Born in Pennsylvania in1859, Hannah Breece taught on Indian reservations in midwest America before accepting a government post to teach in Alaska.

Jane Jacobs is the author of several books, including the Death And Life of Great American Cities, Cities And The Wealth of Nations, and most recently, the bestselling Systems of Survival.  She lives in Toronto.

From the Hardcover edition.

Book Synopsis

When Hannah Breece came to Alaska in 1904, it was a remote lawless wilderness of prospectors, murderous bootleggers, tribal chiefs, and Russian priests.  She spent fourteen years educating Athabascans, Aleuts, Inuits, and Russians with the stubborn generosity of a born teacher and the clarity of an original and independent mind.  Jane Jacobs, Hannah's great-niece, here offers an historical context to Breece's remarkable eyewitness account, filling in the narrative gaps, but always allowing the original words to ring clearly.  It is more than an adventure story:  it is a powerful work of women's history that provides important--and, at times, unsettling--insights into the unexamined assumptions and attitudes that governed white settler's behavior toward native communities at the turn of the century.  

"An unforgettable...story of a remarkable woman who lived a heroic life."--The New York Times

Publishers Weekly

In 1904, Hannah Breece (1859-1940), an unmarried teacher, was selected by the Interior Department to run an Alaskan school located in the Kodiak Archipelago.
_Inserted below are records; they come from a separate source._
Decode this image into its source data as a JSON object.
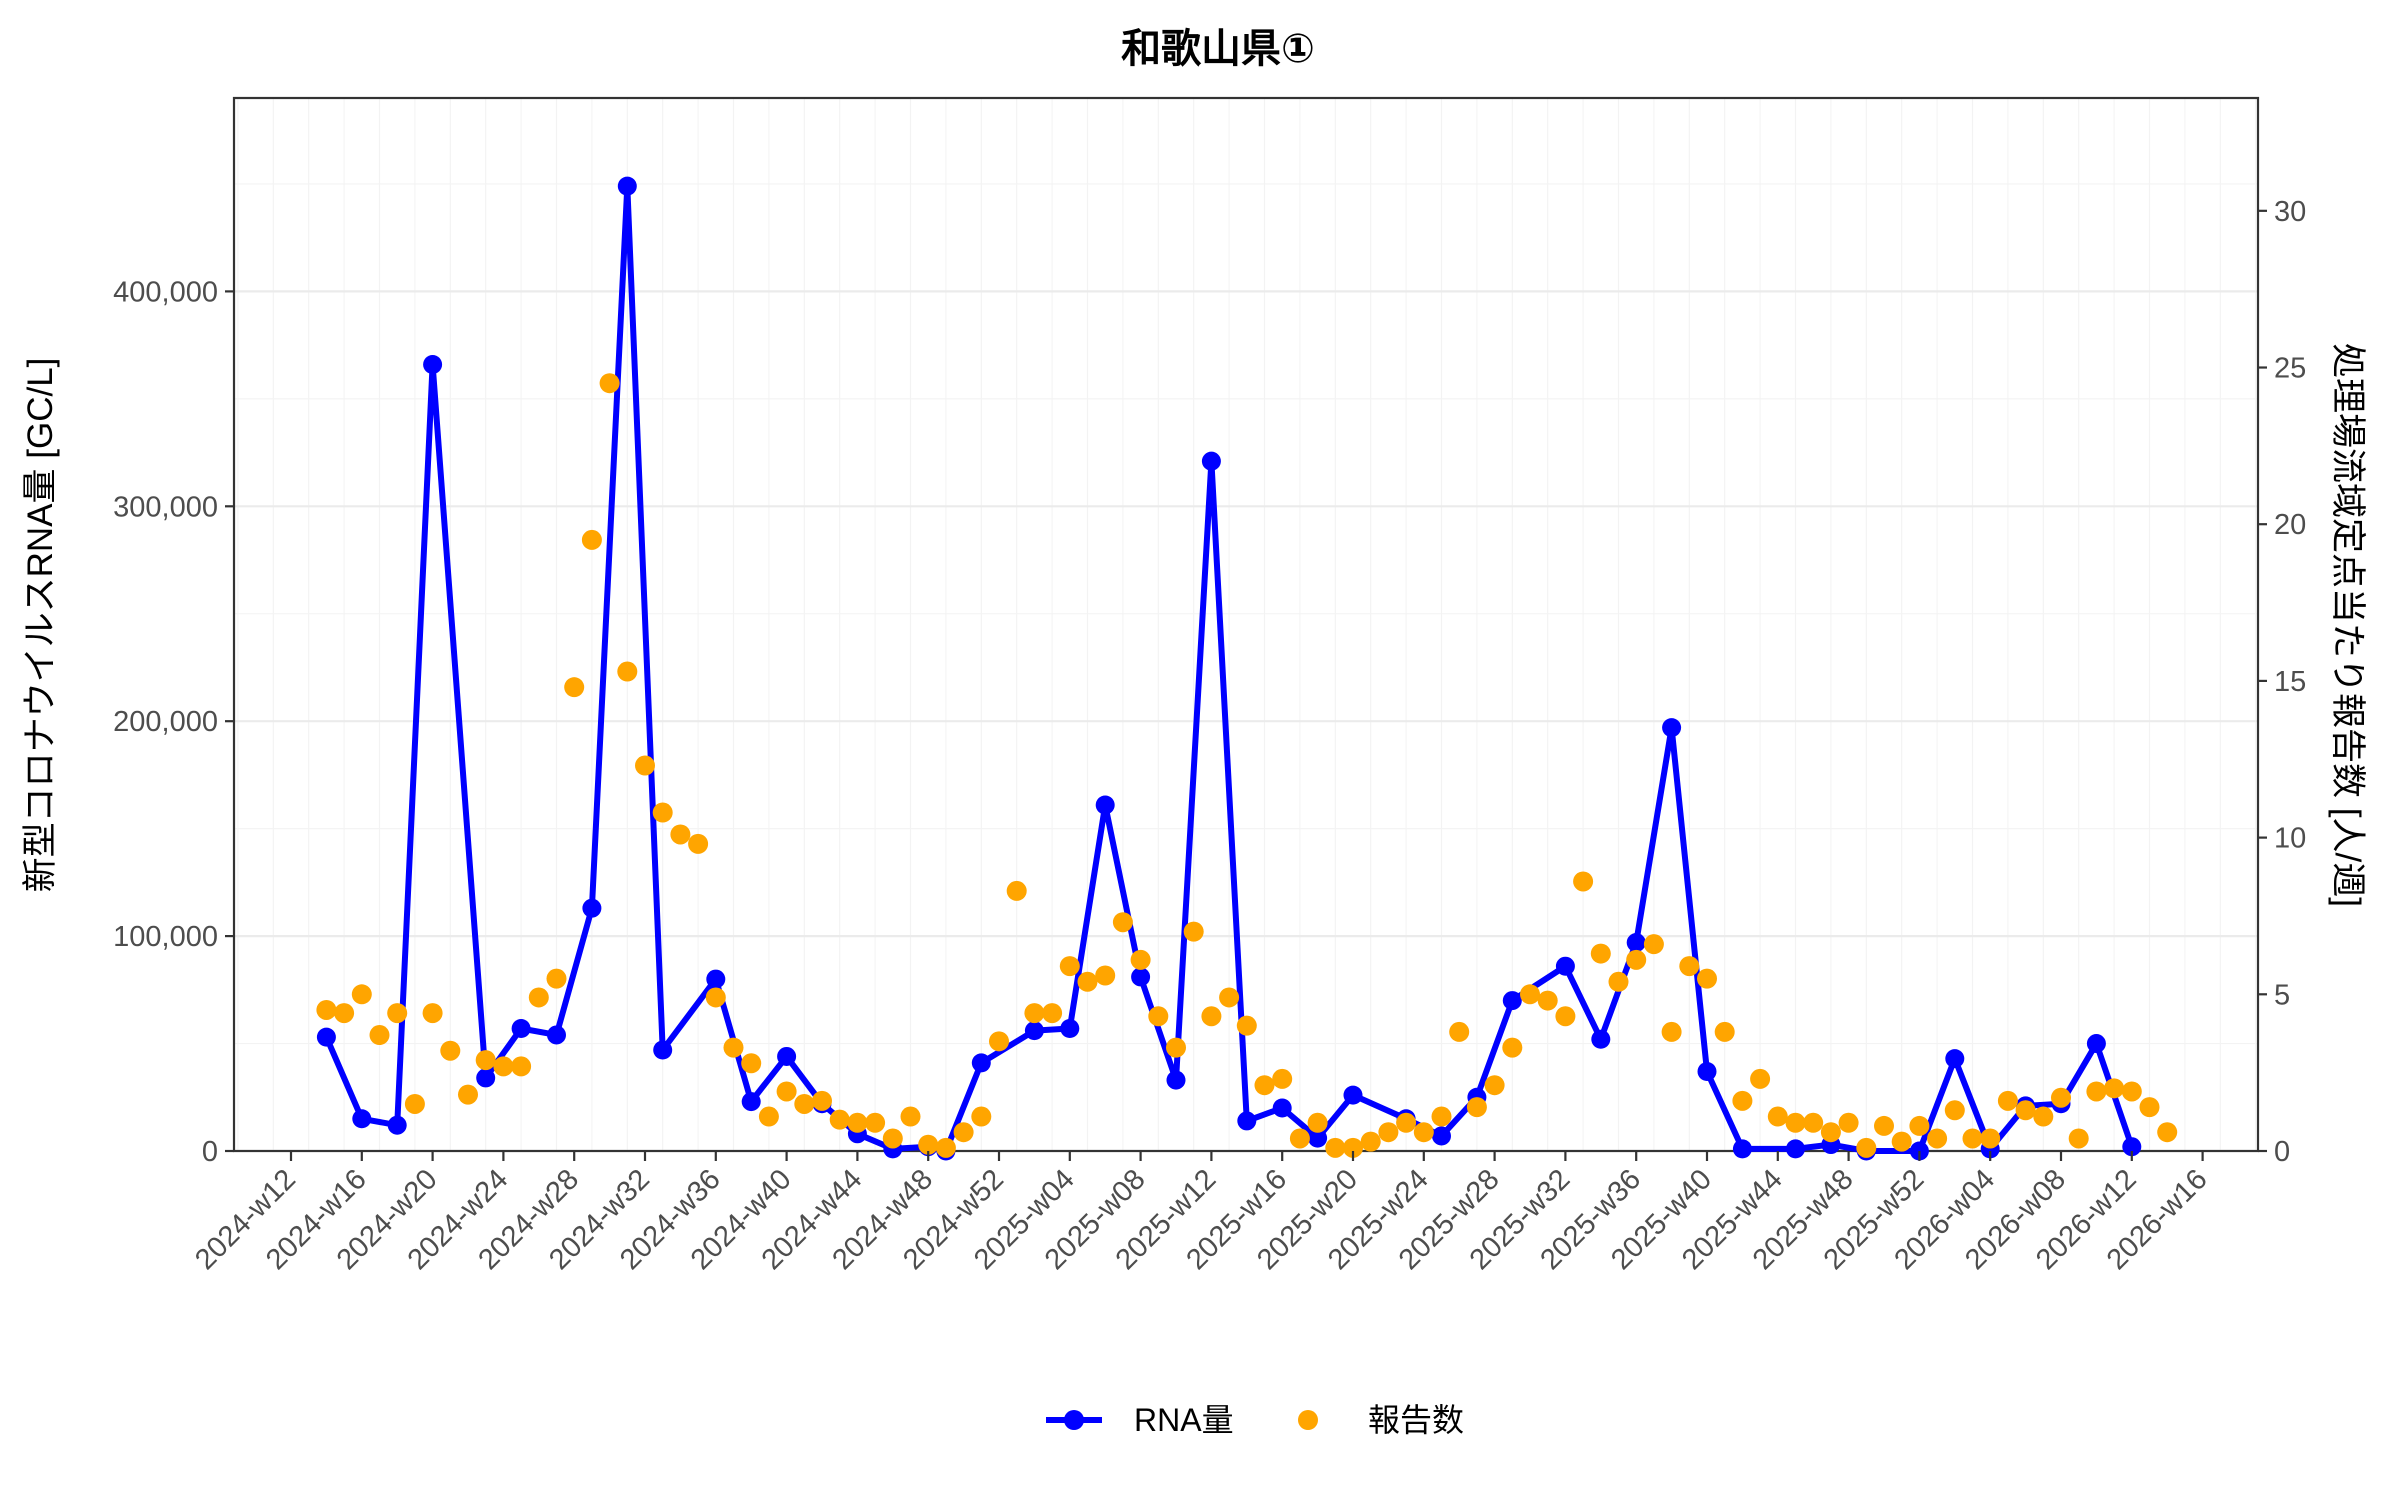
{
  "chart_data": {
    "type": "line",
    "title": "和歌山県①",
    "xlabel": "",
    "ylabel": "新型コロナウイルスRNA量 [GC/L]",
    "y2label": "処理場流域定点当たり報告数 [人/週]",
    "ylim": [
      0,
      490000
    ],
    "y2lim": [
      0,
      33.6
    ],
    "y_ticks": [
      0,
      100000,
      200000,
      300000,
      400000
    ],
    "y_tick_labels": [
      "0",
      "100,000",
      "200,000",
      "300,000",
      "400,000"
    ],
    "y2_ticks": [
      0,
      5,
      10,
      15,
      20,
      25,
      30
    ],
    "y2_tick_labels": [
      "0",
      "5",
      "10",
      "15",
      "20",
      "25",
      "30"
    ],
    "x_tick_labels": [
      "2024-w12",
      "2024-w16",
      "2024-w20",
      "2024-w24",
      "2024-w28",
      "2024-w32",
      "2024-w36",
      "2024-w40",
      "2024-w44",
      "2024-w48",
      "2024-w52",
      "2025-w04",
      "2025-w08",
      "2025-w12",
      "2025-w16",
      "2025-w20",
      "2025-w24",
      "2025-w28",
      "2025-w32",
      "2025-w36",
      "2025-w40",
      "2025-w44",
      "2025-w48",
      "2025-w52",
      "2026-w04",
      "2026-w08",
      "2026-w12",
      "2026-w16"
    ],
    "grid": true,
    "legend_position": "bottom",
    "legend": [
      {
        "name": "RNA量",
        "type": "line+point",
        "color": "#0000FF"
      },
      {
        "name": "報告数",
        "type": "point",
        "color": "#FFA500"
      }
    ],
    "series": [
      {
        "name": "RNA量",
        "axis": "left",
        "color": "#0000FF",
        "points": [
          {
            "x": "2024-w14",
            "y": 53000
          },
          {
            "x": "2024-w16",
            "y": 15000
          },
          {
            "x": "2024-w18",
            "y": 12000
          },
          {
            "x": "2024-w20",
            "y": 366000
          },
          {
            "x": "2024-w23",
            "y": 34000
          },
          {
            "x": "2024-w25",
            "y": 57000
          },
          {
            "x": "2024-w27",
            "y": 54000
          },
          {
            "x": "2024-w29",
            "y": 113000
          },
          {
            "x": "2024-w31",
            "y": 449000
          },
          {
            "x": "2024-w33",
            "y": 47000
          },
          {
            "x": "2024-w36",
            "y": 80000
          },
          {
            "x": "2024-w38",
            "y": 23000
          },
          {
            "x": "2024-w40",
            "y": 44000
          },
          {
            "x": "2024-w42",
            "y": 22000
          },
          {
            "x": "2024-w44",
            "y": 8000
          },
          {
            "x": "2024-w46",
            "y": 1000
          },
          {
            "x": "2024-w48",
            "y": 2000
          },
          {
            "x": "2024-w49",
            "y": 0
          },
          {
            "x": "2024-w51",
            "y": 41000
          },
          {
            "x": "2025-w02",
            "y": 56000
          },
          {
            "x": "2025-w04",
            "y": 57000
          },
          {
            "x": "2025-w06",
            "y": 161000
          },
          {
            "x": "2025-w08",
            "y": 81000
          },
          {
            "x": "2025-w10",
            "y": 33000
          },
          {
            "x": "2025-w12",
            "y": 321000
          },
          {
            "x": "2025-w14",
            "y": 14000
          },
          {
            "x": "2025-w16",
            "y": 20000
          },
          {
            "x": "2025-w18",
            "y": 6000
          },
          {
            "x": "2025-w20",
            "y": 26000
          },
          {
            "x": "2025-w23",
            "y": 15000
          },
          {
            "x": "2025-w25",
            "y": 7000
          },
          {
            "x": "2025-w27",
            "y": 25000
          },
          {
            "x": "2025-w29",
            "y": 70000
          },
          {
            "x": "2025-w32",
            "y": 86000
          },
          {
            "x": "2025-w34",
            "y": 52000
          },
          {
            "x": "2025-w36",
            "y": 97000
          },
          {
            "x": "2025-w38",
            "y": 197000
          },
          {
            "x": "2025-w40",
            "y": 37000
          },
          {
            "x": "2025-w42",
            "y": 1000
          },
          {
            "x": "2025-w45",
            "y": 1000
          },
          {
            "x": "2025-w47",
            "y": 3000
          },
          {
            "x": "2025-w49",
            "y": 0
          },
          {
            "x": "2025-w52",
            "y": 0
          },
          {
            "x": "2026-w02",
            "y": 43000
          },
          {
            "x": "2026-w04",
            "y": 1000
          },
          {
            "x": "2026-w06",
            "y": 21000
          },
          {
            "x": "2026-w08",
            "y": 22000
          },
          {
            "x": "2026-w10",
            "y": 50000
          },
          {
            "x": "2026-w12",
            "y": 2000
          }
        ]
      },
      {
        "name": "報告数",
        "axis": "right",
        "color": "#FFA500",
        "points": [
          {
            "x": "2024-w14",
            "y": 4.5
          },
          {
            "x": "2024-w15",
            "y": 4.4
          },
          {
            "x": "2024-w16",
            "y": 5.0
          },
          {
            "x": "2024-w17",
            "y": 3.7
          },
          {
            "x": "2024-w18",
            "y": 4.4
          },
          {
            "x": "2024-w19",
            "y": 1.5
          },
          {
            "x": "2024-w20",
            "y": 4.4
          },
          {
            "x": "2024-w21",
            "y": 3.2
          },
          {
            "x": "2024-w22",
            "y": 1.8
          },
          {
            "x": "2024-w23",
            "y": 2.9
          },
          {
            "x": "2024-w24",
            "y": 2.7
          },
          {
            "x": "2024-w25",
            "y": 2.7
          },
          {
            "x": "2024-w26",
            "y": 4.9
          },
          {
            "x": "2024-w27",
            "y": 5.5
          },
          {
            "x": "2024-w28",
            "y": 14.8
          },
          {
            "x": "2024-w29",
            "y": 19.5
          },
          {
            "x": "2024-w30",
            "y": 24.5
          },
          {
            "x": "2024-w31",
            "y": 15.3
          },
          {
            "x": "2024-w32",
            "y": 12.3
          },
          {
            "x": "2024-w33",
            "y": 10.8
          },
          {
            "x": "2024-w34",
            "y": 10.1
          },
          {
            "x": "2024-w35",
            "y": 9.8
          },
          {
            "x": "2024-w36",
            "y": 4.9
          },
          {
            "x": "2024-w37",
            "y": 3.3
          },
          {
            "x": "2024-w38",
            "y": 2.8
          },
          {
            "x": "2024-w39",
            "y": 1.1
          },
          {
            "x": "2024-w40",
            "y": 1.9
          },
          {
            "x": "2024-w41",
            "y": 1.5
          },
          {
            "x": "2024-w42",
            "y": 1.6
          },
          {
            "x": "2024-w43",
            "y": 1.0
          },
          {
            "x": "2024-w44",
            "y": 0.9
          },
          {
            "x": "2024-w45",
            "y": 0.9
          },
          {
            "x": "2024-w46",
            "y": 0.4
          },
          {
            "x": "2024-w47",
            "y": 1.1
          },
          {
            "x": "2024-w48",
            "y": 0.2
          },
          {
            "x": "2024-w49",
            "y": 0.1
          },
          {
            "x": "2024-w50",
            "y": 0.6
          },
          {
            "x": "2024-w51",
            "y": 1.1
          },
          {
            "x": "2024-w52",
            "y": 3.5
          },
          {
            "x": "2025-w01",
            "y": 8.3
          },
          {
            "x": "2025-w02",
            "y": 4.4
          },
          {
            "x": "2025-w03",
            "y": 4.4
          },
          {
            "x": "2025-w04",
            "y": 5.9
          },
          {
            "x": "2025-w05",
            "y": 5.4
          },
          {
            "x": "2025-w06",
            "y": 5.6
          },
          {
            "x": "2025-w07",
            "y": 7.3
          },
          {
            "x": "2025-w08",
            "y": 6.1
          },
          {
            "x": "2025-w09",
            "y": 4.3
          },
          {
            "x": "2025-w10",
            "y": 3.3
          },
          {
            "x": "2025-w11",
            "y": 7.0
          },
          {
            "x": "2025-w12",
            "y": 4.3
          },
          {
            "x": "2025-w13",
            "y": 4.9
          },
          {
            "x": "2025-w14",
            "y": 4.0
          },
          {
            "x": "2025-w15",
            "y": 2.1
          },
          {
            "x": "2025-w16",
            "y": 2.3
          },
          {
            "x": "2025-w17",
            "y": 0.4
          },
          {
            "x": "2025-w18",
            "y": 0.9
          },
          {
            "x": "2025-w19",
            "y": 0.1
          },
          {
            "x": "2025-w20",
            "y": 0.1
          },
          {
            "x": "2025-w21",
            "y": 0.3
          },
          {
            "x": "2025-w22",
            "y": 0.6
          },
          {
            "x": "2025-w23",
            "y": 0.9
          },
          {
            "x": "2025-w24",
            "y": 0.6
          },
          {
            "x": "2025-w25",
            "y": 1.1
          },
          {
            "x": "2025-w26",
            "y": 3.8
          },
          {
            "x": "2025-w27",
            "y": 1.4
          },
          {
            "x": "2025-w28",
            "y": 2.1
          },
          {
            "x": "2025-w29",
            "y": 3.3
          },
          {
            "x": "2025-w30",
            "y": 5.0
          },
          {
            "x": "2025-w31",
            "y": 4.8
          },
          {
            "x": "2025-w32",
            "y": 4.3
          },
          {
            "x": "2025-w33",
            "y": 8.6
          },
          {
            "x": "2025-w34",
            "y": 6.3
          },
          {
            "x": "2025-w35",
            "y": 5.4
          },
          {
            "x": "2025-w36",
            "y": 6.1
          },
          {
            "x": "2025-w37",
            "y": 6.6
          },
          {
            "x": "2025-w38",
            "y": 3.8
          },
          {
            "x": "2025-w39",
            "y": 5.9
          },
          {
            "x": "2025-w40",
            "y": 5.5
          },
          {
            "x": "2025-w41",
            "y": 3.8
          },
          {
            "x": "2025-w42",
            "y": 1.6
          },
          {
            "x": "2025-w43",
            "y": 2.3
          },
          {
            "x": "2025-w44",
            "y": 1.1
          },
          {
            "x": "2025-w45",
            "y": 0.9
          },
          {
            "x": "2025-w46",
            "y": 0.9
          },
          {
            "x": "2025-w47",
            "y": 0.6
          },
          {
            "x": "2025-w48",
            "y": 0.9
          },
          {
            "x": "2025-w49",
            "y": 0.1
          },
          {
            "x": "2025-w50",
            "y": 0.8
          },
          {
            "x": "2025-w51",
            "y": 0.3
          },
          {
            "x": "2025-w52",
            "y": 0.8
          },
          {
            "x": "2026-w01",
            "y": 0.4
          },
          {
            "x": "2026-w02",
            "y": 1.3
          },
          {
            "x": "2026-w03",
            "y": 0.4
          },
          {
            "x": "2026-w04",
            "y": 0.4
          },
          {
            "x": "2026-w05",
            "y": 1.6
          },
          {
            "x": "2026-w06",
            "y": 1.3
          },
          {
            "x": "2026-w07",
            "y": 1.1
          },
          {
            "x": "2026-w08",
            "y": 1.7
          },
          {
            "x": "2026-w09",
            "y": 0.4
          },
          {
            "x": "2026-w10",
            "y": 1.9
          },
          {
            "x": "2026-w11",
            "y": 2.0
          },
          {
            "x": "2026-w12",
            "y": 1.9
          },
          {
            "x": "2026-w13",
            "y": 1.4
          },
          {
            "x": "2026-w14",
            "y": 0.6
          }
        ]
      }
    ]
  },
  "colors": {
    "rna_line": "#0000FF",
    "report_points": "#FFA500",
    "grid_major": "#EBEBEB",
    "grid_minor": "#F3F3F3",
    "axis": "#333333",
    "tick_text": "#4D4D4D"
  }
}
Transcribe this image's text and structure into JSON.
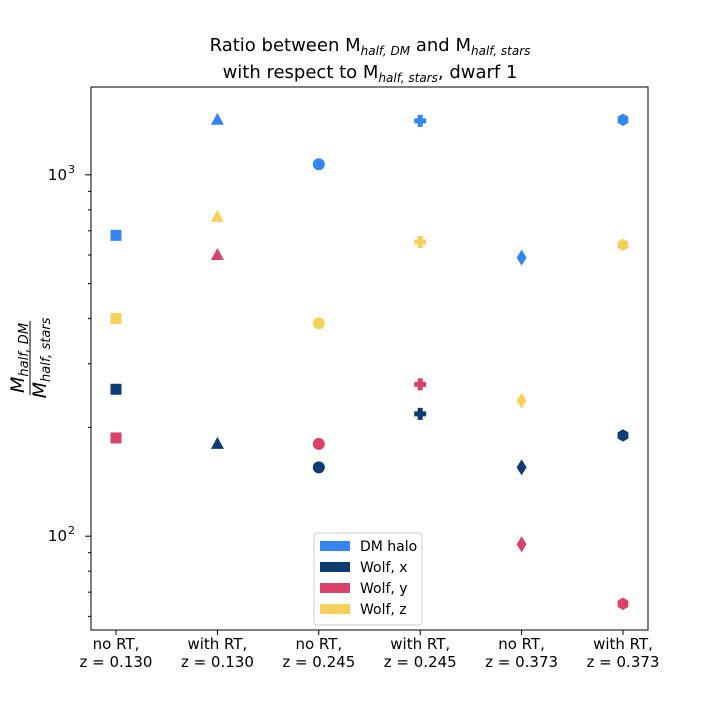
{
  "chart_data": {
    "type": "scatter",
    "title_line1": {
      "pre": "Ratio between M",
      "sub1": "half, DM",
      "mid": " and M",
      "sub2": "half, stars"
    },
    "title_line2": {
      "pre": "with respect to M",
      "sub": "half, stars",
      "post": ", dwarf 1"
    },
    "ylabel": {
      "num_base": "M",
      "num_sub": "half, DM",
      "den_base": "M",
      "den_sub": "half, stars"
    },
    "yscale": "log",
    "ylim": [
      55,
      1750
    ],
    "yticks": [
      {
        "value": 100,
        "base": "10",
        "exp": "2"
      },
      {
        "value": 1000,
        "base": "10",
        "exp": "3"
      }
    ],
    "categories": [
      {
        "line1": "no RT,",
        "line2": "z = 0.130",
        "marker": "square"
      },
      {
        "line1": "with RT,",
        "line2": "z = 0.130",
        "marker": "triangle"
      },
      {
        "line1": "no RT,",
        "line2": "z = 0.245",
        "marker": "circle"
      },
      {
        "line1": "with RT,",
        "line2": "z = 0.245",
        "marker": "plus"
      },
      {
        "line1": "no RT,",
        "line2": "z = 0.373",
        "marker": "diamond"
      },
      {
        "line1": "with RT,",
        "line2": "z = 0.373",
        "marker": "hexagon"
      }
    ],
    "series": [
      {
        "name": "DM halo",
        "color": "#3385f0",
        "values": [
          680,
          1420,
          1070,
          1410,
          590,
          1420
        ]
      },
      {
        "name": "Wolf, x",
        "color": "#0d3b73",
        "values": [
          255,
          180,
          155,
          218,
          155,
          190
        ]
      },
      {
        "name": "Wolf, y",
        "color": "#d94269",
        "values": [
          187,
          600,
          180,
          263,
          95,
          65
        ]
      },
      {
        "name": "Wolf, z",
        "color": "#f5d15c",
        "values": [
          400,
          765,
          388,
          652,
          237,
          640
        ]
      }
    ],
    "legend_position": "lower-center"
  }
}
For the next 14 years, Breece worked in a variety of remote settlements on the Alaskan frontier, where she taught native children (Aleuts, Kenais, Athabaskans, Eskimos) as well as some remaining Russian children (Russia owned Alaska prior to 1867). Jacobs, a writer (The Death and Life of American Cities) and Breece's grandniece, has skillfully edited her relative's memoir, which she shaped into a dramatic account after visiting the areas where Breece taught. Working in poor communities, Breece often provided her students with food in addition to innovative lessons in elementary-school subjects. Her adventures included dangerous encounters with forest fires and wild dogs. Although she typically expressed a condescending attitude toward native Alaskans and imposed her prohibitionist views on others, Breece's commitment to her students was sincere and enduring. Photos. (Jan.)